Philip Hammond said the move would cut the tax for 95 per cent of first-time buyers – and abolish it altogether for 80 per cent of them.
“When we say we would revive the home owning dream in Britain, we meant it,” he told the Commons, to Tory cheers.
Mr Hammond added that, in London and other property hotspots, stamp duty would be axed on the first £300,000 of a purchase price up to £500,000 – a cut of up to £5,000.
The move came as he promised a wide-ranging package to boost housebuilding, setting a target of an annual 300,000 homes built by the middle of the next decade.
Higher capital funding, loans and guarantees, plus measures to boost the supply of skills, resources and land, would add up to £44bn, he said.
And the Chancellor stole another Labour policy, with a threat of what have been dubbed “use-it-or-lose-it” powers to target developers who hoard land but refuse to build.
When the policy was first pledged by Ed Miliband, before the 2015 election, some Conservatives claimed it was a Marxist measure worthy of Venezuela.
But Mr Hammond told the Commons that compulsory purchase powers would follow if backed in an “urgent review” to report back by next Spring.
“If it finds vitally needed land is being withheld from the market for commercial, rather than technical, reasons, we will intervene,” MPs were told.
There were a total of 270,000 residential planning permissions which remained unbuilt in London, the Chancellor said.
The stamp duty cut – the clear Budget “rabbit – is likely to be criticised by some for risking a further fuelling of house price inflation, until mores homes are built.
But it was welcomed as a “promising move from the Government which will no doubt be welcomed by thousands of younger buyers”, by Jeremy Duncombe, director of the Legal & General Mortgage Club.
“For too long, stamp duty has stood as just another barrier to homeownership, another cost to overcome, but with this exemption the path to owning a home has been made just that bit easier,” he said.
The review will be chaired by Oliver Letwin, the former Conservative Cabinet minister, to explore the big gap between planning permissions and housing starts.
It remit will be to “facilitate delivery of sufficient new homes, where they are most needed, to deliver a sustained improvement in affordability”.
The big developers have been accused of exercising an iron grip on the pace of housebuilding, with no commercial incentive to build faster unless prices are on the rise.
But they have rejected accusations of land-hoarding, insisting delays are often caused by a cumbersome planning system and failures by local authority planners.
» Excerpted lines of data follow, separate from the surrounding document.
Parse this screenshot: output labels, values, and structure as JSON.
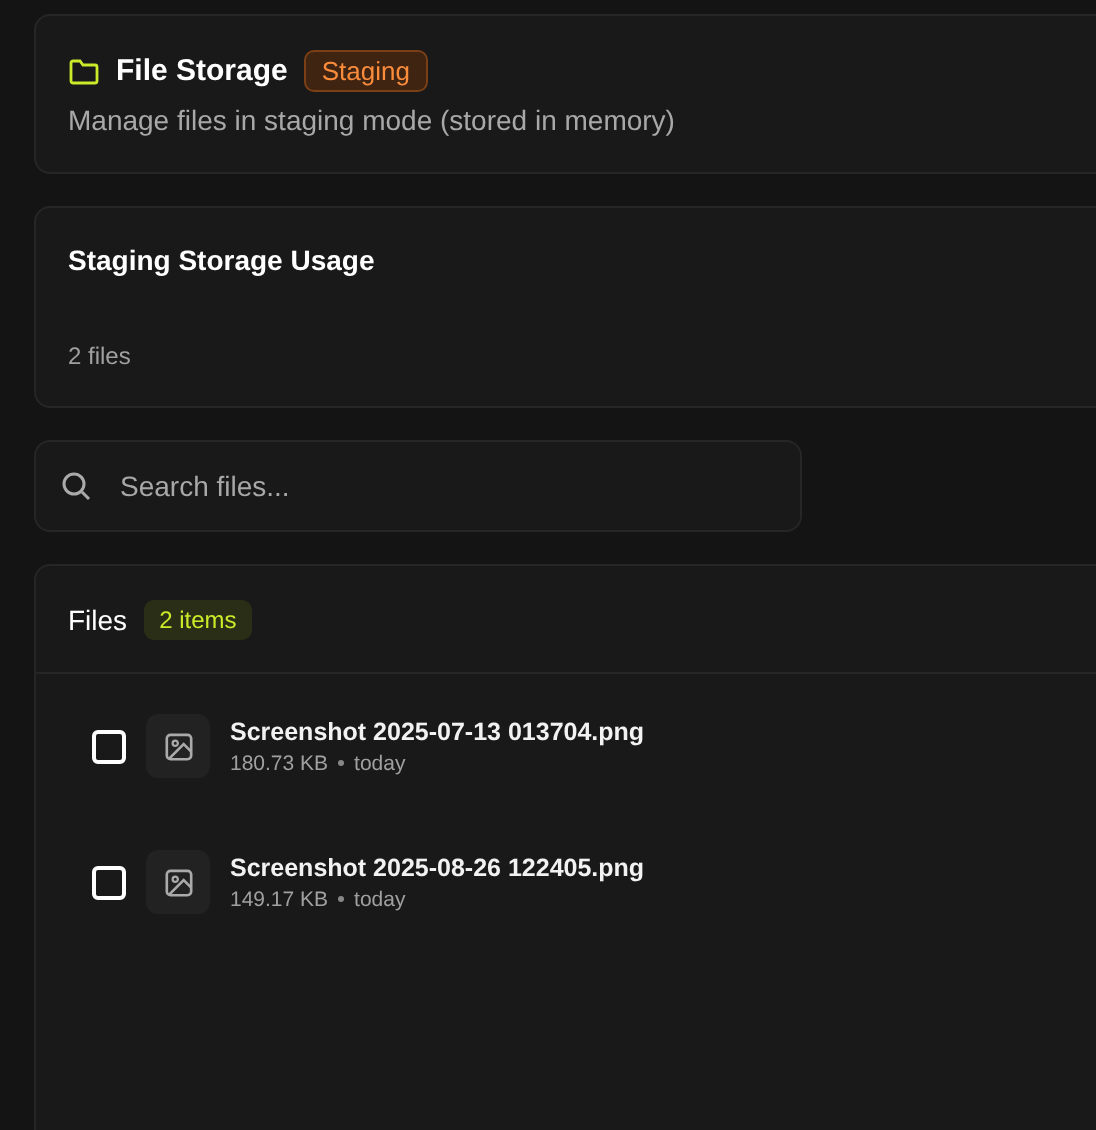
{
  "header": {
    "title": "File Storage",
    "badge": "Staging",
    "description": "Manage files in staging mode (stored in memory)"
  },
  "usage": {
    "title": "Staging Storage Usage",
    "count": "2 files"
  },
  "search": {
    "placeholder": "Search files..."
  },
  "files": {
    "title": "Files",
    "count": "2 items",
    "items": [
      {
        "name": "Screenshot 2025-07-13 013704.png",
        "size": "180.73 KB",
        "date": "today",
        "checked": false
      },
      {
        "name": "Screenshot 2025-08-26 122405.png",
        "size": "149.17 KB",
        "date": "today",
        "checked": false
      }
    ]
  }
}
Cash for house-building will include a £630m small sites fund, £2.7bn to more than double the Housing Infrastructure Fund, £400m for estate regeneration, £8bn of new financial guarantees to support private house-building and an additional £34mn to develop construction skills, Mr Hammond said.
Mr Hammond defended the Government’s housebuilding record, claiming 1.1m homes had been built since 2010, of which 350,000 were “affordable”.
But he warned that the proportion of young homeowners had plunged from 59 per cent of young people to just 38 per cent over 13 years.
“We need to do better still if we are to see affordability improved,” Mr Hammond admitted.